The repercussions from the Terri Schiavo case have just begun. That is so, of course, because the main issue remains undecided: what the state should do when a person’s guardians and loved ones are in dispute over what should be done in dire medical situations if the individual has left no clear, written instructions.
The question, of course, will be whether the issues are best handled at the state or federal level. I am inclined to favor state autonomy in the matter, even though the Florida courts and legislature seem to have dropped the ball on this one, the latter in creating laws too ambiguous to handle the sorts of difficult cases they were evidently meant to deal with, and the former in refusing to consider many issues brought up in the appeal.
The worst job, however, clearly was done by the lawyers engaged by Terri Schiavo’s parents, in failing to bring up important matters during the original court proceedings, which allowed the appeals court to ignore the arguments later. (It is important to note, however, that the Florida courts did not have to ignore these arguments but chose to do so, albeit with perfectly good legal justification).

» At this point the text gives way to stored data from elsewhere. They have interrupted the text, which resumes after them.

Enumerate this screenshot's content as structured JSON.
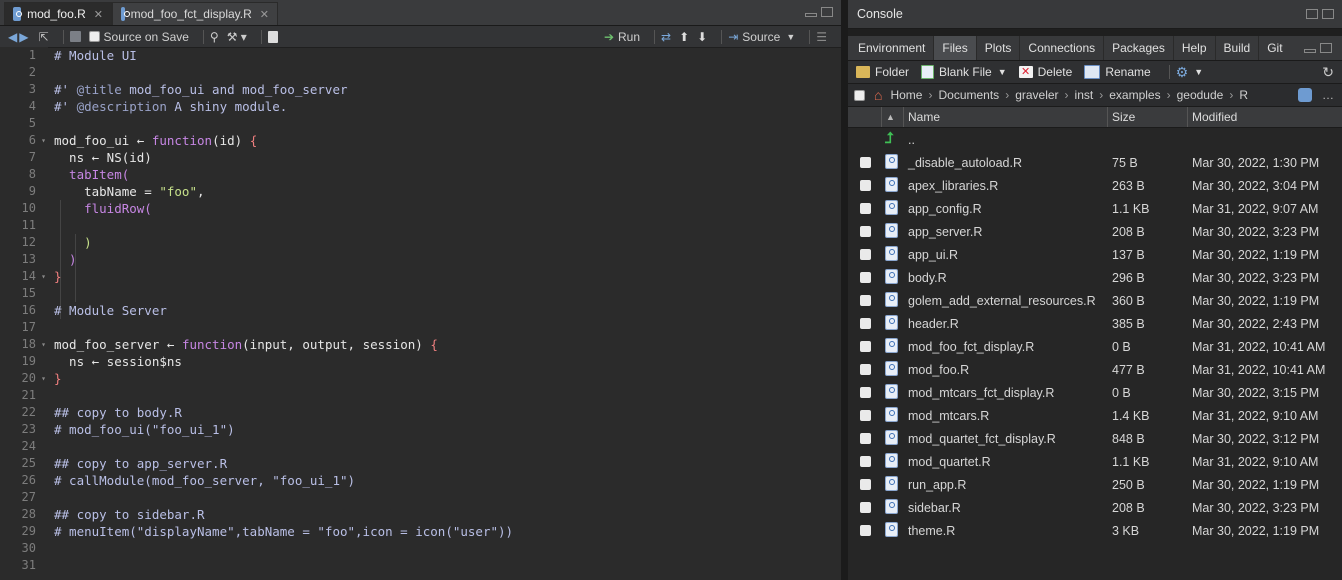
{
  "editor": {
    "tabs": [
      {
        "label": "mod_foo.R"
      },
      {
        "label": "mod_foo_fct_display.R"
      }
    ],
    "toolbar": {
      "source_on_save": "Source on Save",
      "run": "Run",
      "source": "Source"
    },
    "line_numbers": [
      "1",
      "2",
      "3",
      "4",
      "5",
      "6",
      "7",
      "8",
      "9",
      "10",
      "11",
      "12",
      "13",
      "14",
      "15",
      "16",
      "17",
      "18",
      "19",
      "20",
      "21",
      "22",
      "23",
      "24",
      "25",
      "26",
      "27",
      "28",
      "29",
      "30",
      "31"
    ]
  },
  "console": {
    "title": "Console"
  },
  "panel": {
    "tabs": [
      "Environment",
      "Files",
      "Plots",
      "Connections",
      "Packages",
      "Help",
      "Build",
      "Git"
    ],
    "toolbar": {
      "folder": "Folder",
      "blank_file": "Blank File",
      "delete": "Delete",
      "rename": "Rename"
    },
    "breadcrumbs": [
      "Home",
      "Documents",
      "graveler",
      "inst",
      "examples",
      "geodude",
      "R"
    ],
    "columns": {
      "name": "Name",
      "size": "Size",
      "modified": "Modified"
    },
    "parent": "..",
    "files": [
      {
        "name": "_disable_autoload.R",
        "size": "75 B",
        "modified": "Mar 30, 2022, 1:30 PM"
      },
      {
        "name": "apex_libraries.R",
        "size": "263 B",
        "modified": "Mar 30, 2022, 3:04 PM"
      },
      {
        "name": "app_config.R",
        "size": "1.1 KB",
        "modified": "Mar 31, 2022, 9:07 AM"
      },
      {
        "name": "app_server.R",
        "size": "208 B",
        "modified": "Mar 30, 2022, 3:23 PM"
      },
      {
        "name": "app_ui.R",
        "size": "137 B",
        "modified": "Mar 30, 2022, 1:19 PM"
      },
      {
        "name": "body.R",
        "size": "296 B",
        "modified": "Mar 30, 2022, 3:23 PM"
      },
      {
        "name": "golem_add_external_resources.R",
        "size": "360 B",
        "modified": "Mar 30, 2022, 1:19 PM"
      },
      {
        "name": "header.R",
        "size": "385 B",
        "modified": "Mar 30, 2022, 2:43 PM"
      },
      {
        "name": "mod_foo_fct_display.R",
        "size": "0 B",
        "modified": "Mar 31, 2022, 10:41 AM"
      },
      {
        "name": "mod_foo.R",
        "size": "477 B",
        "modified": "Mar 31, 2022, 10:41 AM"
      },
      {
        "name": "mod_mtcars_fct_display.R",
        "size": "0 B",
        "modified": "Mar 30, 2022, 3:15 PM"
      },
      {
        "name": "mod_mtcars.R",
        "size": "1.4 KB",
        "modified": "Mar 31, 2022, 9:10 AM"
      },
      {
        "name": "mod_quartet_fct_display.R",
        "size": "848 B",
        "modified": "Mar 30, 2022, 3:12 PM"
      },
      {
        "name": "mod_quartet.R",
        "size": "1.1 KB",
        "modified": "Mar 31, 2022, 9:10 AM"
      },
      {
        "name": "run_app.R",
        "size": "250 B",
        "modified": "Mar 30, 2022, 1:19 PM"
      },
      {
        "name": "sidebar.R",
        "size": "208 B",
        "modified": "Mar 30, 2022, 3:23 PM"
      },
      {
        "name": "theme.R",
        "size": "3 KB",
        "modified": "Mar 30, 2022, 1:19 PM"
      }
    ]
  },
  "code_lines": [
    [
      {
        "t": "# Module UI",
        "c": "com"
      }
    ],
    [],
    [
      {
        "t": "#' ",
        "c": "com"
      },
      {
        "t": "@title",
        "c": "tag"
      },
      {
        "t": " mod_foo_ui and mod_foo_server",
        "c": "com"
      }
    ],
    [
      {
        "t": "#' ",
        "c": "com"
      },
      {
        "t": "@description",
        "c": "tag"
      },
      {
        "t": " A shiny module.",
        "c": "com"
      }
    ],
    [],
    [
      {
        "t": "mod_foo_ui ",
        "c": "fn"
      },
      {
        "t": "←",
        "c": "fn"
      },
      {
        "t": " ",
        "c": "fn"
      },
      {
        "t": "function",
        "c": "kw"
      },
      {
        "t": "(id) ",
        "c": "fn"
      },
      {
        "t": "{",
        "c": "brc"
      }
    ],
    [
      {
        "t": "  ns ← NS(id)",
        "c": "fn"
      }
    ],
    [
      {
        "t": "  tabItem(",
        "c": "kw"
      }
    ],
    [
      {
        "t": "    tabName = ",
        "c": "fn"
      },
      {
        "t": "\"foo\"",
        "c": "str"
      },
      {
        "t": ",",
        "c": "fn"
      }
    ],
    [
      {
        "t": "    fluidRow(",
        "c": "kw"
      }
    ],
    [],
    [
      {
        "t": "    )",
        "c": "str"
      }
    ],
    [
      {
        "t": "  )",
        "c": "kw"
      }
    ],
    [
      {
        "t": "}",
        "c": "brc"
      }
    ],
    [],
    [
      {
        "t": "# Module Server",
        "c": "com"
      }
    ],
    [],
    [
      {
        "t": "mod_foo_server ← ",
        "c": "fn"
      },
      {
        "t": "function",
        "c": "kw"
      },
      {
        "t": "(input, output, session) ",
        "c": "fn"
      },
      {
        "t": "{",
        "c": "brc"
      }
    ],
    [
      {
        "t": "  ns ← session$ns",
        "c": "fn"
      }
    ],
    [
      {
        "t": "}",
        "c": "brc"
      }
    ],
    [],
    [
      {
        "t": "## copy to body.R",
        "c": "com"
      }
    ],
    [
      {
        "t": "# mod_foo_ui(\"foo_ui_1\")",
        "c": "com"
      }
    ],
    [],
    [
      {
        "t": "## copy to app_server.R",
        "c": "com"
      }
    ],
    [
      {
        "t": "# callModule(mod_foo_server, \"foo_ui_1\")",
        "c": "com"
      }
    ],
    [],
    [
      {
        "t": "## copy to sidebar.R",
        "c": "com"
      }
    ],
    [
      {
        "t": "# menuItem(\"displayName\",tabName = \"foo\",icon = icon(\"user\"))",
        "c": "com"
      }
    ],
    [],
    []
  ],
  "fold_lines": [
    6,
    14,
    18,
    20
  ]
}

The role of government in these matters ought to be quite clear: to adjudicate conflicts between competing interests. In all such cases, clarity in the laws is essential.
My preference is that such decisions be made as close to the source as possible. (I should note here that I was not one of the writers who called for congressional action in the Schiavo case.) First, there is the choice to be made by the individual. In this case, that means a well-written living will or similar document. Failing that, the decision should be made by the person’s guardian, if any, and immediate family. The problem in the Schiavo case, of course, was that there was no agreement among the family on what Terri’s wishes would have been, nor on what was best for her.

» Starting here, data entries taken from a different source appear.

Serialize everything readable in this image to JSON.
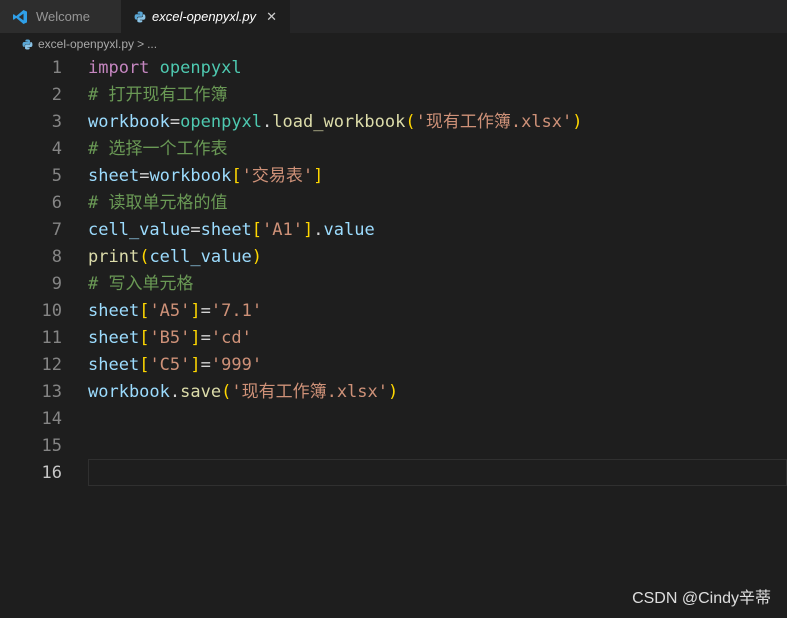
{
  "tabs": [
    {
      "label": "Welcome",
      "icon": "vscode-icon"
    },
    {
      "label": "excel-openpyxl.py",
      "icon": "python-icon",
      "close": "✕"
    }
  ],
  "breadcrumb": {
    "file": "excel-openpyxl.py",
    "separator": ">",
    "rest": "..."
  },
  "editor": {
    "line_numbers": [
      "1",
      "2",
      "3",
      "4",
      "5",
      "6",
      "7",
      "8",
      "9",
      "10",
      "11",
      "12",
      "13",
      "14",
      "15",
      "16"
    ],
    "active_line": "16",
    "lines": [
      [
        {
          "t": "import",
          "k": "kw"
        },
        {
          "t": " ",
          "k": "op"
        },
        {
          "t": "openpyxl",
          "k": "mod"
        }
      ],
      [
        {
          "t": "# 打开现有工作簿",
          "k": "cm"
        }
      ],
      [
        {
          "t": "workbook",
          "k": "var"
        },
        {
          "t": "=",
          "k": "op"
        },
        {
          "t": "openpyxl",
          "k": "mod"
        },
        {
          "t": ".",
          "k": "op"
        },
        {
          "t": "load_workbook",
          "k": "fn"
        },
        {
          "t": "(",
          "k": "br1"
        },
        {
          "t": "'现有工作簿.xlsx'",
          "k": "str"
        },
        {
          "t": ")",
          "k": "br1"
        }
      ],
      [
        {
          "t": "# 选择一个工作表",
          "k": "cm"
        }
      ],
      [
        {
          "t": "sheet",
          "k": "var"
        },
        {
          "t": "=",
          "k": "op"
        },
        {
          "t": "workbook",
          "k": "var"
        },
        {
          "t": "[",
          "k": "br1"
        },
        {
          "t": "'交易表'",
          "k": "str"
        },
        {
          "t": "]",
          "k": "br1"
        }
      ],
      [
        {
          "t": "# 读取单元格的值",
          "k": "cm"
        }
      ],
      [
        {
          "t": "cell_value",
          "k": "var"
        },
        {
          "t": "=",
          "k": "op"
        },
        {
          "t": "sheet",
          "k": "var"
        },
        {
          "t": "[",
          "k": "br1"
        },
        {
          "t": "'A1'",
          "k": "str"
        },
        {
          "t": "]",
          "k": "br1"
        },
        {
          "t": ".",
          "k": "op"
        },
        {
          "t": "value",
          "k": "var"
        }
      ],
      [
        {
          "t": "print",
          "k": "fn"
        },
        {
          "t": "(",
          "k": "br1"
        },
        {
          "t": "cell_value",
          "k": "var"
        },
        {
          "t": ")",
          "k": "br1"
        }
      ],
      [
        {
          "t": "# 写入单元格",
          "k": "cm"
        }
      ],
      [
        {
          "t": "sheet",
          "k": "var"
        },
        {
          "t": "[",
          "k": "br1"
        },
        {
          "t": "'A5'",
          "k": "str"
        },
        {
          "t": "]",
          "k": "br1"
        },
        {
          "t": "=",
          "k": "op"
        },
        {
          "t": "'7.1'",
          "k": "str"
        }
      ],
      [
        {
          "t": "sheet",
          "k": "var"
        },
        {
          "t": "[",
          "k": "br1"
        },
        {
          "t": "'B5'",
          "k": "str"
        },
        {
          "t": "]",
          "k": "br1"
        },
        {
          "t": "=",
          "k": "op"
        },
        {
          "t": "'cd'",
          "k": "str"
        }
      ],
      [
        {
          "t": "sheet",
          "k": "var"
        },
        {
          "t": "[",
          "k": "br1"
        },
        {
          "t": "'C5'",
          "k": "str"
        },
        {
          "t": "]",
          "k": "br1"
        },
        {
          "t": "=",
          "k": "op"
        },
        {
          "t": "'999'",
          "k": "str"
        }
      ],
      [
        {
          "t": "workbook",
          "k": "var"
        },
        {
          "t": ".",
          "k": "op"
        },
        {
          "t": "save",
          "k": "fn"
        },
        {
          "t": "(",
          "k": "br1"
        },
        {
          "t": "'现有工作簿.xlsx'",
          "k": "str"
        },
        {
          "t": ")",
          "k": "br1"
        }
      ],
      [],
      [],
      []
    ]
  },
  "watermark": "CSDN @Cindy辛蒂",
  "colors": {
    "background": "#1e1e1e",
    "keyword": "#c586c0",
    "module": "#4ec9b0",
    "comment": "#6a9955",
    "variable": "#9cdcfe",
    "function": "#dcdcaa",
    "string": "#ce9178",
    "bracket": "#ffd700"
  }
}
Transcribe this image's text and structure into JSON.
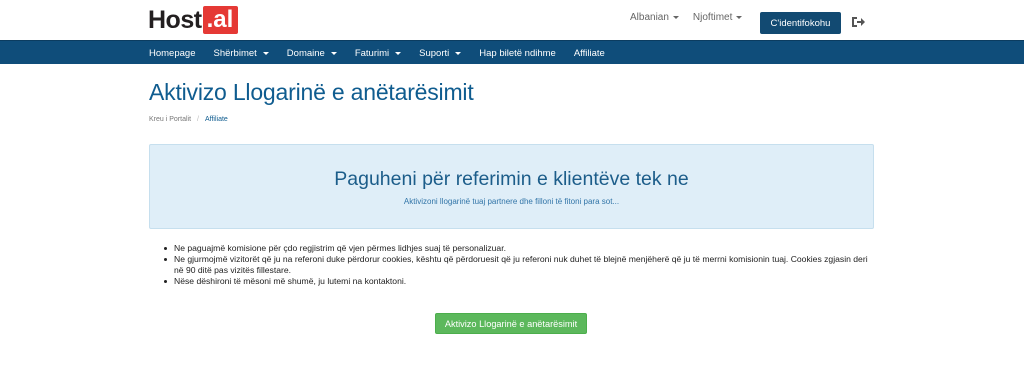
{
  "header": {
    "logo_part1": "Host",
    "logo_part2": ".al",
    "language_label": "Albanian",
    "notifications_label": "Njoftimet",
    "login_button": "C'identifokohu"
  },
  "nav": {
    "items": [
      {
        "label": "Homepage",
        "dropdown": false
      },
      {
        "label": "Shërbimet",
        "dropdown": true
      },
      {
        "label": "Domaine",
        "dropdown": true
      },
      {
        "label": "Faturimi",
        "dropdown": true
      },
      {
        "label": "Suporti",
        "dropdown": true
      },
      {
        "label": "Hap biletë ndihme",
        "dropdown": false
      },
      {
        "label": "Affiliate",
        "dropdown": false
      }
    ]
  },
  "page": {
    "title": "Aktivizo Llogarinë e anëtarësimit",
    "breadcrumb": [
      "Kreu i Portalit",
      "Affiliate"
    ]
  },
  "hero": {
    "title": "Paguheni për referimin e klientëve tek ne",
    "subtitle": "Aktivizoni llogarinë tuaj partnere dhe filloni të fitoni para sot..."
  },
  "bullets": [
    "Ne paguajmë komisione për çdo regjistrim që vjen përmes lidhjes suaj të personalizuar.",
    "Ne gjurmojmë vizitorët që ju na referoni duke përdorur cookies, kështu që përdoruesit që ju referoni nuk duhet të blejnë menjëherë që ju të merrni komisionin tuaj. Cookies zgjasin deri në 90 ditë pas vizitës fillestare.",
    "Nëse dëshironi të mësoni më shumë, ju lutemi na kontaktoni."
  ],
  "activate_button": "Aktivizo Llogarinë e anëtarësimit",
  "colors": {
    "nav_bg": "#0f4d7a",
    "brand_red": "#e53935",
    "title_blue": "#0f5c8f",
    "hero_bg": "#dfeef8",
    "button_green": "#5cb85c"
  }
}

If no consensus can be reached among the family, then of course the government must intervene. The medical community, in my view, should not be the actual decision maker, and should follow two rules: first, do no harm (which precludes any active participation in euthanasia in any form); and second, execute the wishes of the individual or family. If the family’s wishes conflict with the first rule, the person should be removed from medical care and the agreed-upon treatment should be administered.
To do otherwise would risk corrupting the medical profession severely.

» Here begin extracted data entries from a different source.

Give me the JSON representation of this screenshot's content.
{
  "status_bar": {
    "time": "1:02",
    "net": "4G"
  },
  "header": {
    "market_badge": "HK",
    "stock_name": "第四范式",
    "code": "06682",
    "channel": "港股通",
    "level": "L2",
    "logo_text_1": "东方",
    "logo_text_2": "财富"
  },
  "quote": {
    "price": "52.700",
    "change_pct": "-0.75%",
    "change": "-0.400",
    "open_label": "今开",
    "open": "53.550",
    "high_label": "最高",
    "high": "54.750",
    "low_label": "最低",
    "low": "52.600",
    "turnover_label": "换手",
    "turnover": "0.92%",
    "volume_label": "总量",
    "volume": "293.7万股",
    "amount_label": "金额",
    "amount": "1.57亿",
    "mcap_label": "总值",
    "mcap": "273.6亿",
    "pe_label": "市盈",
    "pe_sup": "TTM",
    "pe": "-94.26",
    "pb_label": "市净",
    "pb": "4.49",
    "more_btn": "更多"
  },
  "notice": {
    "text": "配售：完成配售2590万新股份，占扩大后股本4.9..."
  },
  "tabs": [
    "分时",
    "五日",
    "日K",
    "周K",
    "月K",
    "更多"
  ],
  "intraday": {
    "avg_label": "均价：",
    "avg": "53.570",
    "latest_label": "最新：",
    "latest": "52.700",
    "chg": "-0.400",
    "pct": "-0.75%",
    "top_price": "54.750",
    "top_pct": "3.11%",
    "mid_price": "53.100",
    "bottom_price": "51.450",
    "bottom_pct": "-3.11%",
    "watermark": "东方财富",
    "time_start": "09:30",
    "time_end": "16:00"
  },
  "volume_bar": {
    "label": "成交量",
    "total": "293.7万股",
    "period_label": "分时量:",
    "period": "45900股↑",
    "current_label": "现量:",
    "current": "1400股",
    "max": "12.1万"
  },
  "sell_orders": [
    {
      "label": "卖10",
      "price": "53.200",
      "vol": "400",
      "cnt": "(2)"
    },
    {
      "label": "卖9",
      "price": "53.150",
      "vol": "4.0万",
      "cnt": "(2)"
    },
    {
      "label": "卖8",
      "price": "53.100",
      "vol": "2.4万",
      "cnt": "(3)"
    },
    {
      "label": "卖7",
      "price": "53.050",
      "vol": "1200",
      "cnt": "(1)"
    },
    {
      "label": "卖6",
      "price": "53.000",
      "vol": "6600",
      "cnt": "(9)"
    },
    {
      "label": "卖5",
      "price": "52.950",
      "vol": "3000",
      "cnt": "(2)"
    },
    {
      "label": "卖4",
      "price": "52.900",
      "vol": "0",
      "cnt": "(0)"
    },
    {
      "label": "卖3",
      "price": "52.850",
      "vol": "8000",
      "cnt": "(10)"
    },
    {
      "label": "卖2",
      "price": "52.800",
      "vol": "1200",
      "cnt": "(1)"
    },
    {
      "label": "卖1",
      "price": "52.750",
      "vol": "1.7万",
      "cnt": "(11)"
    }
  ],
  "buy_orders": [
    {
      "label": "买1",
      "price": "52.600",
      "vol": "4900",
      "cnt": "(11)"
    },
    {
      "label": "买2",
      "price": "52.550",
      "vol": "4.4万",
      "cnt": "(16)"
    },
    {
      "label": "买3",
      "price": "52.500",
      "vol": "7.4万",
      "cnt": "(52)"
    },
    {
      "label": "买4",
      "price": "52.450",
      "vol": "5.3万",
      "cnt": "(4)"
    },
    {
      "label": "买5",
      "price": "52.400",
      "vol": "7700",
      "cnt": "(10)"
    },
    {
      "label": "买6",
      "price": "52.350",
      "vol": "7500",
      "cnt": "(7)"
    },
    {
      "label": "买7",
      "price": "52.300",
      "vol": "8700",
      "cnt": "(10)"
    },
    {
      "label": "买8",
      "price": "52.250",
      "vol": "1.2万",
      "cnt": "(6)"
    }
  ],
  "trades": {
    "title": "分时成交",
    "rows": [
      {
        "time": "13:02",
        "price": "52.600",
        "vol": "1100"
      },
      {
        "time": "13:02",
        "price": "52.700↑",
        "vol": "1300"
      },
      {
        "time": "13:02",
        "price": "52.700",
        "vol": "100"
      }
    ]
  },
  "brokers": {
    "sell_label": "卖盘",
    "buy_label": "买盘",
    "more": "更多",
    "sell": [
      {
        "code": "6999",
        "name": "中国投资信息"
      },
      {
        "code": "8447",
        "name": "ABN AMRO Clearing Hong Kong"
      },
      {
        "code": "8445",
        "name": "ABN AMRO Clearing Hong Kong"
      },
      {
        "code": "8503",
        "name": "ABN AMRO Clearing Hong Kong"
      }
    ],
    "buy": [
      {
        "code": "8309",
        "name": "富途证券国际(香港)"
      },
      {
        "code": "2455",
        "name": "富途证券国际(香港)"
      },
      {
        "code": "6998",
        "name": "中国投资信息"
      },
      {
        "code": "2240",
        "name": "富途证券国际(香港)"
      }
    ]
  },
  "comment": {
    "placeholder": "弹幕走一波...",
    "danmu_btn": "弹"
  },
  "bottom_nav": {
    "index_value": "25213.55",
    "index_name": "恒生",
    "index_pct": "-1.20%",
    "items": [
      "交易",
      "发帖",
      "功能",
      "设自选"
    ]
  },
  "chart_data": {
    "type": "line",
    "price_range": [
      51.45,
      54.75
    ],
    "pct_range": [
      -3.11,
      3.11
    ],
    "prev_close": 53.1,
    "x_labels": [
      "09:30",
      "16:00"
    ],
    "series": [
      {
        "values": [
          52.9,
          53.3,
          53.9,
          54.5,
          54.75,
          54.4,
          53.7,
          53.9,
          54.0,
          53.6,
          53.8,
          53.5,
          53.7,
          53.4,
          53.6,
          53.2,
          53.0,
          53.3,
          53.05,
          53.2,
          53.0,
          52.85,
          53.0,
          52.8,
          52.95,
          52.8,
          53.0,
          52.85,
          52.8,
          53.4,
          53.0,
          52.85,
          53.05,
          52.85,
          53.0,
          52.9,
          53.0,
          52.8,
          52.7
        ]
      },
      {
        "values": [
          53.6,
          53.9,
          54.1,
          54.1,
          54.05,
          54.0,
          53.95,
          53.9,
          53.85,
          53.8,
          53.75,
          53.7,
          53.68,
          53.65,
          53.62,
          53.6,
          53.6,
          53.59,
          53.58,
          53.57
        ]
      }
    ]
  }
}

Of course, given the publicity surrounding the Schiavo case, the press is on for federal legislation.
An article in today’s New York Times noted, “some Democrats, prodded by advocates for the disabled, say Congress should consider whether [a law allowing the federal courts to review disputed cases like that of Terri Schiavo] is needed.”
On the ABC-TV program This Week with George Stephanopoulos, Massachusetts representative Barney Frank (D) said, “I think we should look into this and very possibly legislate it,” although he had opposed the more narrowly targeted law Congress passed regarding the Schiavo case. Frank said, “I think Congress needs to do more. Because I’ve spoken with a lot of disability groups who are concerned that, even where a choice is made to terminate life, it might be coerced by circumstances.”
The Times article noted that the two groups pressing for legislative action on the matter— Christian conservatives and advocates for the disabled—have not gotten along very well in the past, and are taking conflicting approaches: “it is unclear whether Christian conservatives and disability rights advocates can agree on what action Congress should take. Tony Perkins, president of the Family Research Council, a Christian conservative group, said on Sunday that his organization was working with states to urge them to pass measures that would prevent the withdrawal of nutrition from patients like Ms. Schiavo.
“Mr. Perkins said state action was ‘the preferred route,’ adding, ‘In certain circumstances there may need to be some federal action, but I would not advocate a broad brush stroke of the federal government to try to prevent this from happening again.’
The approach that Perkins suggests is the right one, in my view. A broad federal law—or worse yet, an overarching Supreme Court decision based on emanations from the penumbra of the Constitution—would surely be a classic illustration of the adage that hard cases make bad law. And this was a very hard case indeed.